Highly stable modular-assembled laser system for a dual-atom-interferometer gyroscope

TL;DR

This paper presents a compact, thermally stable fiber laser system with all-quartz modules designed for a dual-atom-interferometer gyroscope, demonstrating high stability and suitability for field applications.

Contribution

It introduces a novel modular fiber laser system with enhanced thermal stability and stability metrics, suitable for portable atom-interferometer gyroscopes.

Findings

Laser power fluctuation below 0.1% at room temperature

Polarization extinction ratio over 30 dB

Frequency fluctuation under 91 kHz

Abstract

Operating atom-interferometer gyroscopes outside a laboratory environment is challenging primarily owing to the instability of laser systems.
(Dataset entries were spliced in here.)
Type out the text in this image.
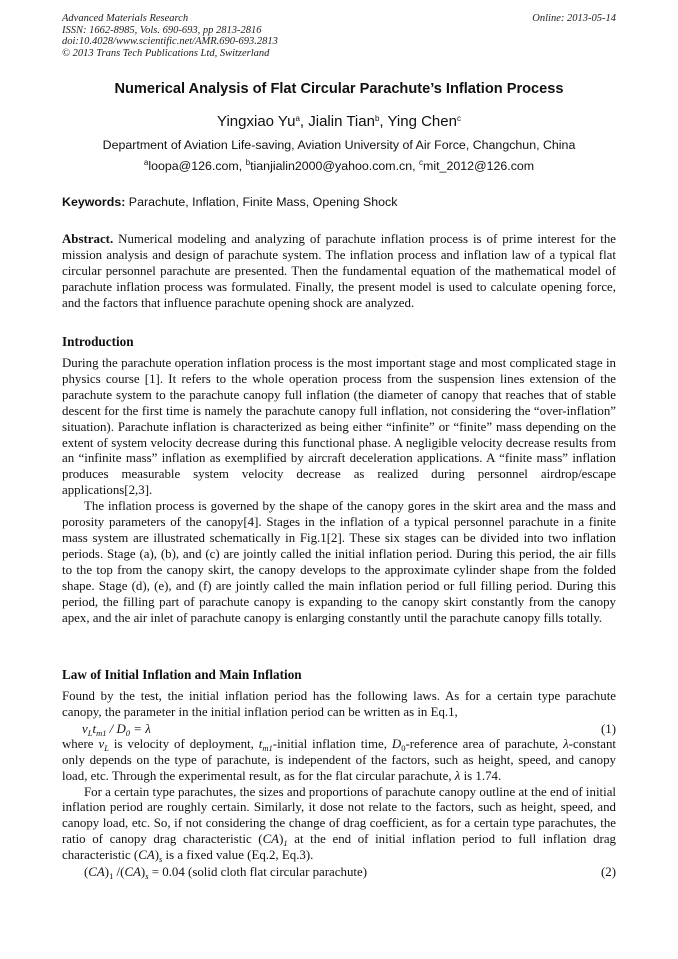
Advanced Materials Research
ISSN: 1662-8985, Vols. 690-693, pp 2813-2816
doi:10.4028/www.scientific.net/AMR.690-693.2813
© 2013 Trans Tech Publications Ltd, Switzerland
Online: 2013-05-14
Numerical Analysis of Flat Circular Parachute’s Inflation Process
Yingxiao Yu$^a$, Jialin Tian$^b$, Ying Chen$^c$
Department of Aviation Life-saving, Aviation University of Air Force, Changchun, China
$^a$loopa@126.com, $^b$tianjialin2000@yahoo.com.cn, $^c$mit_2012@126.com
Keywords: Parachute, Inflation, Finite Mass, Opening Shock

Abstract. Numerical modeling and analyzing of parachute inflation process is of prime interest for the mission analysis and design of parachute system. The inflation process and inflation law of a typical flat circular personnel parachute are presented. Then the fundamental equation of the mathematical model of parachute inflation process was formulated. Finally, the present model is used to calculate opening force, and the factors that influence parachute opening shock are analyzed.

Introduction

During the parachute operation inflation process is the most important stage and most complicated stage in physics course [1]. It refers to the whole operation process from the suspension lines extension of the parachute system to the parachute canopy full inflation (the diameter of canopy that reaches that of stable descent for the first time is namely the parachute canopy full inflation, not considering the “over-inflation” situation). Parachute inflation is characterized as being either “infinite” or “finite” mass depending on the extent of system velocity decrease during this functional phase. A negligible velocity decrease results from an “infinite mass” inflation as exemplified by aircraft deceleration applications. A “finite mass” inflation produces measurable system velocity decrease as realized during personnel airdrop/escape applications[2,3].

The inflation process is governed by the shape of the canopy gores in the skirt area and the mass and porosity parameters of the canopy[4]. Stages in the inflation of a typical personnel parachute in a finite mass system are illustrated schematically in Fig.1[2]. These six stages can be divided into two inflation periods. Stage (a), (b), and (c) are jointly called the initial inflation period. During this period, the air fills to the top from the canopy skirt, the canopy develops to the approximate cylinder shape from the folded shape. Stage (d), (e), and (f) are jointly called the main inflation period or full filling period. During this period, the filling part of parachute canopy is expanding to the canopy skirt constantly from the canopy apex, and the air inlet of parachute canopy is enlarging constantly until the parachute canopy fills totally.

Law of Initial Inflation and Main Inflation

Found by the test, the initial inflation period has the following laws. As for a certain type parachute canopy, the parameter in the initial inflation period can be written as in Eq.1,

$v_Lt_{m1} / D_0 = \lambda$	(1)

where $v_L$ is velocity of deployment, $t_{m1}$-initial inflation time, $D_0$-reference area of parachute, λ-constant only depends on the type of parachute, is independent of the factors, such as height, speed, and canopy load, etc. Through the experimental result, as for the flat circular parachute, λ is 1.74.

For a certain type parachutes, the sizes and proportions of parachute canopy outline at the end of initial inflation period are roughly certain. Similarly, it dose not relate to the factors, such as height, speed, and canopy load, etc. So, if not considering the change of drag coefficient, as for a certain type parachutes, the ratio of canopy drag characteristic $(CA)_1$ at the end of initial inflation period to full inflation drag characteristic $(CA)_s$ is a fixed value (Eq.2, Eq.3).

$(CA)_1$ $/(CA)_s = 0.04$ (solid cloth flat circular parachute)	(2)
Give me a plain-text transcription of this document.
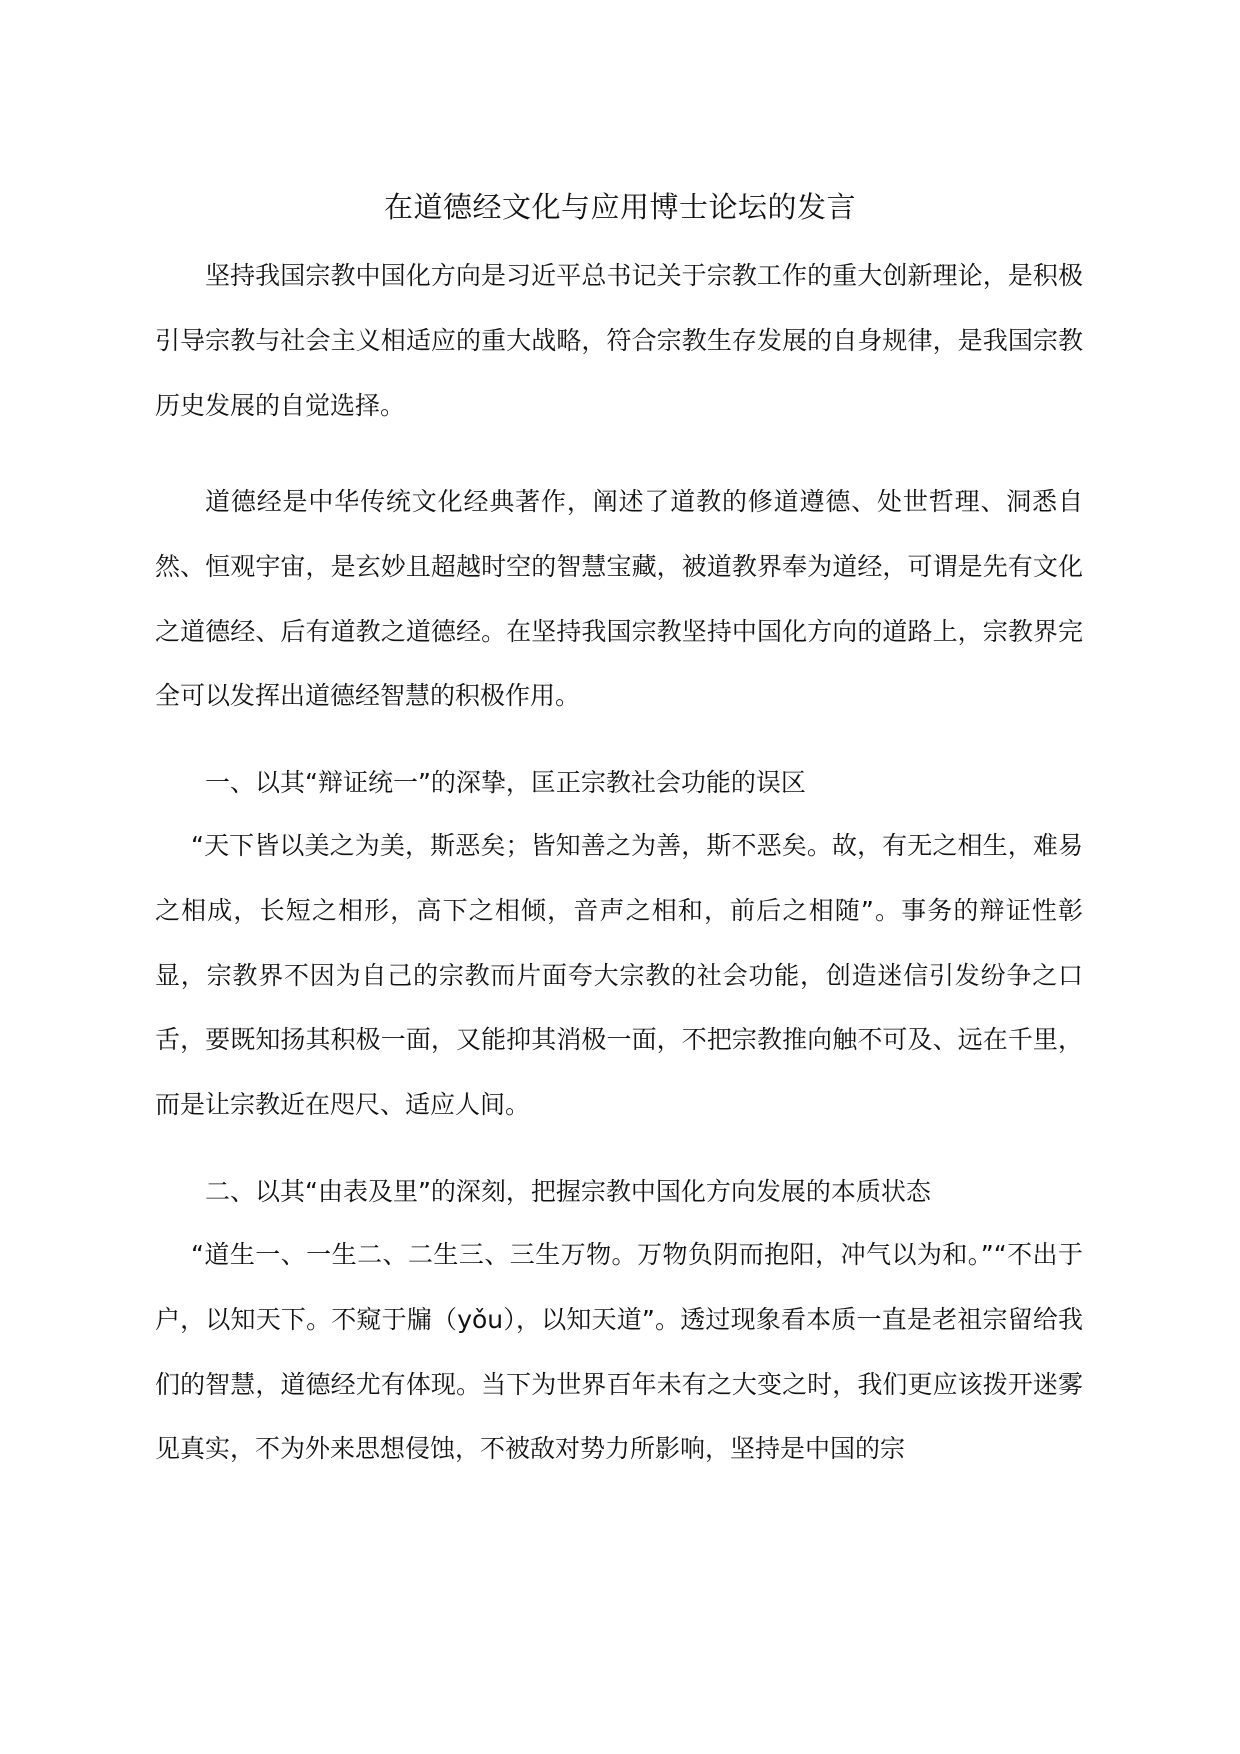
在道德经文化与应用博士论坛的发言

坚持我国宗教中国化方向是习近平总书记关于宗教工作的重大创新理论，是积极引导宗教与社会主义相适应的重大战略，符合宗教生存发展的自身规律，是我国宗教历史发展的自觉选择。

道德经是中华传统文化经典著作，阐述了道教的修道遵德、处世哲理、洞悉自然、恒观宇宙，是玄妙且超越时空的智慧宝藏，被道教界奉为道经，可谓是先有文化之道德经、后有道教之道德经。在坚持我国宗教坚持中国化方向的道路上，宗教界完全可以发挥出道德经智慧的积极作用。

一、以其“辩证统一”的深挚，匡正宗教社会功能的误区

“天下皆以美之为美，斯恶矣；皆知善之为善，斯不恶矣。故，有无之相生，难易之相成，长短之相形，高下之相倾，音声之相和，前后之相随”。事务的辩证性彰显，宗教界不因为自己的宗教而片面夸大宗教的社会功能，创造迷信引发纷争之口舌，要既知扬其积极一面，又能抑其消极一面，不把宗教推向触不可及、远在千里，而是让宗教近在咫尺、适应人间。

二、以其“由表及里”的深刻，把握宗教中国化方向发展的本质状态

“道生一、一生二、二生三、三生万物。万物负阴而抱阳，冲气以为和。”“不出于户，以知天下。不窥于牖（yǒu），以知天道”。透过现象看本质一直是老祖宗留给我们的智慧，道德经尤有体现。当下为世界百年未有之大变之时，我们更应该拨开迷雾见真实，不为外来思想侵蚀，不被敌对势力所影响，坚持是中国的宗
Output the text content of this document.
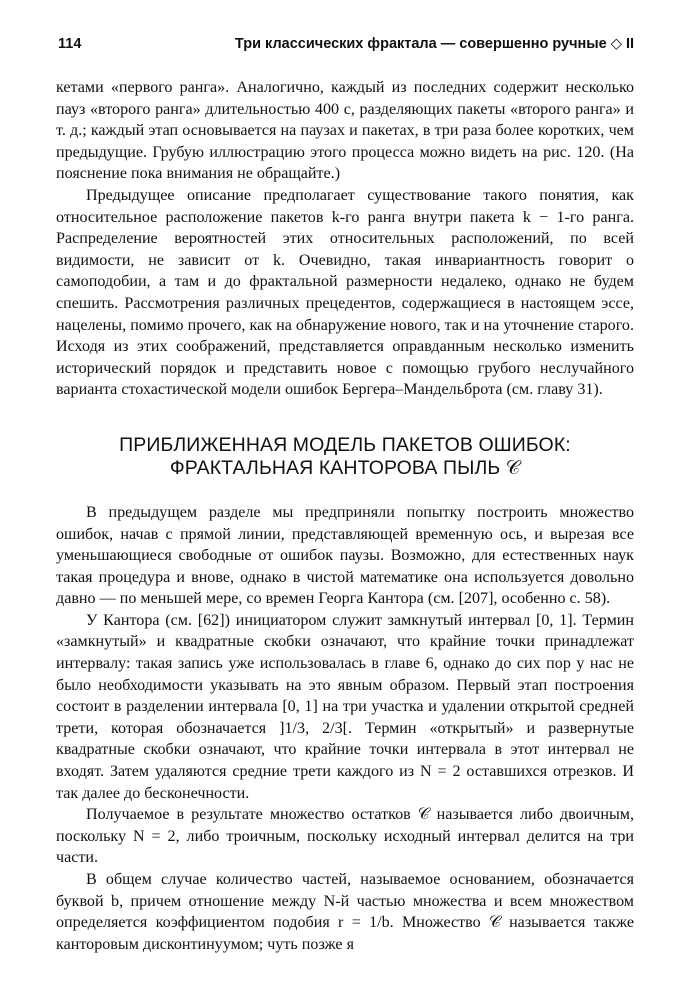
114	Три классических фрактала — совершенно ручные ◇ II

кетами «первого ранга». Аналогично, каждый из последних содержит несколько пауз «второго ранга» длительностью 400 с, разделяющих пакеты «второго ранга» и т. д.; каждый этап основывается на паузах и пакетах, в три раза более коротких, чем предыдущие. Грубую иллюстрацию этого процесса можно видеть на рис. 120. (На пояснение пока внимания не обращайте.)

Предыдущее описание предполагает существование такого понятия, как относительное расположение пакетов k-го ранга внутри пакета k − 1-го ранга. Распределение вероятностей этих относительных расположений, по всей видимости, не зависит от k. Очевидно, такая инвариантность говорит о самоподобии, а там и до фрактальной размерности недалеко, однако не будем спешить. Рассмотрения различных прецедентов, содержащиеся в настоящем эссе, нацелены, помимо прочего, как на обнаружение нового, так и на уточнение старого. Исходя из этих соображений, представляется оправданным несколько изменить исторический порядок и представить новое с помощью грубого неслучайного варианта стохастической модели ошибок Бергера–Мандельброта (см. главу 31).

ПРИБЛИЖЕННАЯ МОДЕЛЬ ПАКЕТОВ ОШИБОК:
ФРАКТАЛЬНАЯ КАНТОРОВА ПЫЛЬ 𝒞

В предыдущем разделе мы предприняли попытку построить множество ошибок, начав с прямой линии, представляющей временную ось, и вырезая все уменьшающиеся свободные от ошибок паузы. Возможно, для естественных наук такая процедура и внове, однако в чистой математике она используется довольно давно — по меньшей мере, со времен Георга Кантора (см. [207], особенно с. 58).

У Кантора (см. [62]) инициатором служит замкнутый интервал [0, 1]. Термин «замкнутый» и квадратные скобки означают, что крайние точки принадлежат интервалу: такая запись уже использовалась в главе 6, однако до сих пор у нас не было необходимости указывать на это явным образом. Первый этап построения состоит в разделении интервала [0, 1] на три участка и удалении открытой средней трети, которая обозначается ]1/3, 2/3[. Термин «открытый» и развернутые квадратные скобки означают, что крайние точки интервала в этот интервал не входят. Затем удаляются средние трети каждого из N = 2 оставшихся отрезков. И так далее до бесконечности.

Получаемое в результате множество остатков 𝒞 называется либо двоичным, поскольку N = 2, либо троичным, поскольку исходный интервал делится на три части.

В общем случае количество частей, называемое основанием, обозначается буквой b, причем отношение между N-й частью множества и всем множеством определяется коэффициентом подобия r = 1/b. Множество 𝒞 называется также канторовым дисконтинуумом; чуть позже я
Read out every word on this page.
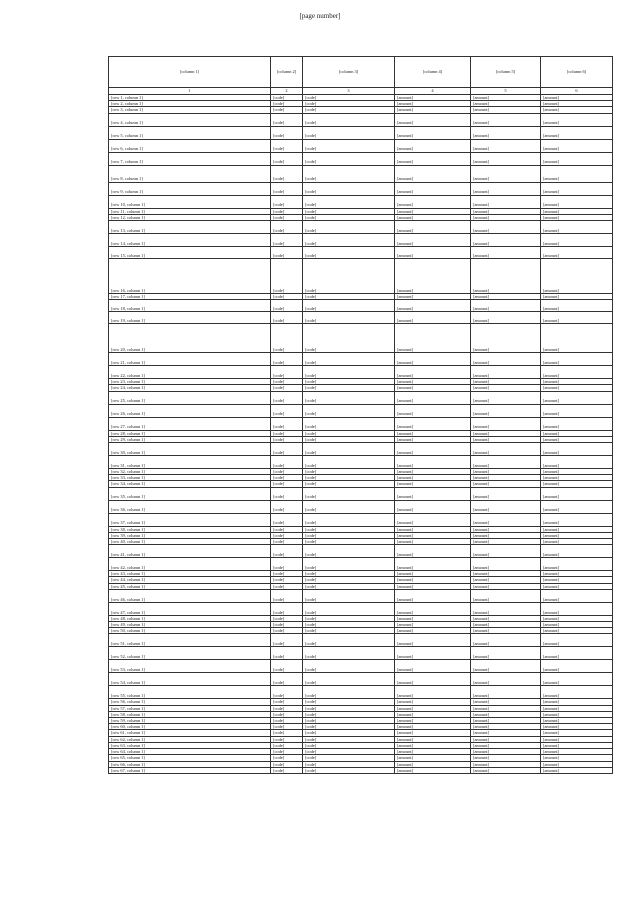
[page number]
[column 1]	[column 2]	[column 3]	[column 4]	[column 5]	[column 6]
1	2	3	4	5	6
[row 1, column 1]	[code]	[code]	[amount]	[amount]	[amount]
[row 2, column 1]	[code]	[code]	[amount]	[amount]	[amount]
[row 3, column 1]	[code]	[code]	[amount]	[amount]	[amount]
[row 4, column 1]	[code]	[code]	[amount]	[amount]	[amount]
[row 5, column 1]	[code]	[code]	[amount]	[amount]	[amount]
[row 6, column 1]	[code]	[code]	[amount]	[amount]	[amount]
[row 7, column 1]	[code]	[code]	[amount]	[amount]	[amount]
[row 8, column 1]	[code]	[code]	[amount]	[amount]	[amount]
[row 9, column 1]	[code]	[code]	[amount]	[amount]	[amount]
[row 10, column 1]	[code]	[code]	[amount]	[amount]	[amount]
[row 11, column 1]	[code]	[code]	[amount]	[amount]	[amount]
[row 12, column 1]	[code]	[code]	[amount]	[amount]	[amount]
[row 13, column 1]	[code]	[code]	[amount]	[amount]	[amount]
[row 14, column 1]	[code]	[code]	[amount]	[amount]	[amount]
[row 15, column 1]	[code]	[code]	[amount]	[amount]	[amount]
[row 16, column 1]	[code]	[code]	[amount]	[amount]	[amount]
[row 17, column 1]	[code]	[code]	[amount]	[amount]	[amount]
[row 18, column 1]	[code]	[code]	[amount]	[amount]	[amount]
[row 19, column 1]	[code]	[code]	[amount]	[amount]	[amount]
[row 20, column 1]	[code]	[code]	[amount]	[amount]	[amount]
[row 21, column 1]	[code]	[code]	[amount]	[amount]	[amount]
[row 22, column 1]	[code]	[code]	[amount]	[amount]	[amount]
[row 23, column 1]	[code]	[code]	[amount]	[amount]	[amount]
[row 24, column 1]	[code]	[code]	[amount]	[amount]	[amount]
[row 25, column 1]	[code]	[code]	[amount]	[amount]	[amount]
[row 26, column 1]	[code]	[code]	[amount]	[amount]	[amount]
[row 27, column 1]	[code]	[code]	[amount]	[amount]	[amount]
[row 28, column 1]	[code]	[code]	[amount]	[amount]	[amount]
[row 29, column 1]	[code]	[code]	[amount]	[amount]	[amount]
[row 30, column 1]	[code]	[code]	[amount]	[amount]	[amount]
[row 31, column 1]	[code]	[code]	[amount]	[amount]	[amount]
[row 32, column 1]	[code]	[code]	[amount]	[amount]	[amount]
[row 33, column 1]	[code]	[code]	[amount]	[amount]	[amount]
[row 34, column 1]	[code]	[code]	[amount]	[amount]	[amount]
[row 35, column 1]	[code]	[code]	[amount]	[amount]	[amount]
[row 36, column 1]	[code]	[code]	[amount]	[amount]	[amount]
[row 37, column 1]	[code]	[code]	[amount]	[amount]	[amount]
[row 38, column 1]	[code]	[code]	[amount]	[amount]	[amount]
[row 39, column 1]	[code]	[code]	[amount]	[amount]	[amount]
[row 40, column 1]	[code]	[code]	[amount]	[amount]	[amount]
[row 41, column 1]	[code]	[code]	[amount]	[amount]	[amount]
[row 42, column 1]	[code]	[code]	[amount]	[amount]	[amount]
[row 43, column 1]	[code]	[code]	[amount]	[amount]	[amount]
[row 44, column 1]	[code]	[code]	[amount]	[amount]	[amount]
[row 45, column 1]	[code]	[code]	[amount]	[amount]	[amount]
[row 46, column 1]	[code]	[code]	[amount]	[amount]	[amount]
[row 47, column 1]	[code]	[code]	[amount]	[amount]	[amount]
[row 48, column 1]	[code]	[code]	[amount]	[amount]	[amount]
[row 49, column 1]	[code]	[code]	[amount]	[amount]	[amount]
[row 50, column 1]	[code]	[code]	[amount]	[amount]	[amount]
[row 51, column 1]	[code]	[code]	[amount]	[amount]	[amount]
[row 52, column 1]	[code]	[code]	[amount]	[amount]	[amount]
[row 53, column 1]	[code]	[code]	[amount]	[amount]	[amount]
[row 54, column 1]	[code]	[code]	[amount]	[amount]	[amount]
[row 55, column 1]	[code]	[code]	[amount]	[amount]	[amount]
[row 56, column 1]	[code]	[code]	[amount]	[amount]	[amount]
[row 57, column 1]	[code]	[code]	[amount]	[amount]	[amount]
[row 58, column 1]	[code]	[code]	[amount]	[amount]	[amount]
[row 59, column 1]	[code]	[code]	[amount]	[amount]	[amount]
[row 60, column 1]	[code]	[code]	[amount]	[amount]	[amount]
[row 61, column 1]	[code]	[code]	[amount]	[amount]	[amount]
[row 62, column 1]	[code]	[code]	[amount]	[amount]	[amount]
[row 63, column 1]	[code]	[code]	[amount]	[amount]	[amount]
[row 64, column 1]	[code]	[code]	[amount]	[amount]	[amount]
[row 65, column 1]	[code]	[code]	[amount]	[amount]	[amount]
[row 66, column 1]	[code]	[code]	[amount]	[amount]	[amount]
[row 67, column 1]	[code]	[code]	[amount]	[amount]	[amount]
To enhance the thermal stability of free-space laser systems, a compact laser system using fiber lasers and all-quartz-jointed optical modules was developed for a dual-atom-interferometer gyroscope. Millimeter-scale optical elements jointed on quartz plates with identical quartz supports, ensure laser power stability and facilitate component upgrades. The primary diode laser was locked to the modulation transfer spectrum of Rb atoms, and Raman lasers were phase-locked to the primary laser. Frequencies for repumping, blow-away, and detection lasers were adjusted with acousto-optic modulators. At room temperature, laser power fluctuation was under 1:1000, polarization extinction ratio exceeded 30 dB, frequency fluctuation was below 91 kHz, and phase noise reached to -100 dBc/Hz @ 1 kHz. The optical modules were tested at 5--50 $^{\circ}$C and applied to a dual-atom-interferometer gyroscope. The fringe contrast was tested over the temperature range. The proposed system paves the way for promoting field applications of atom-interferometer sensors.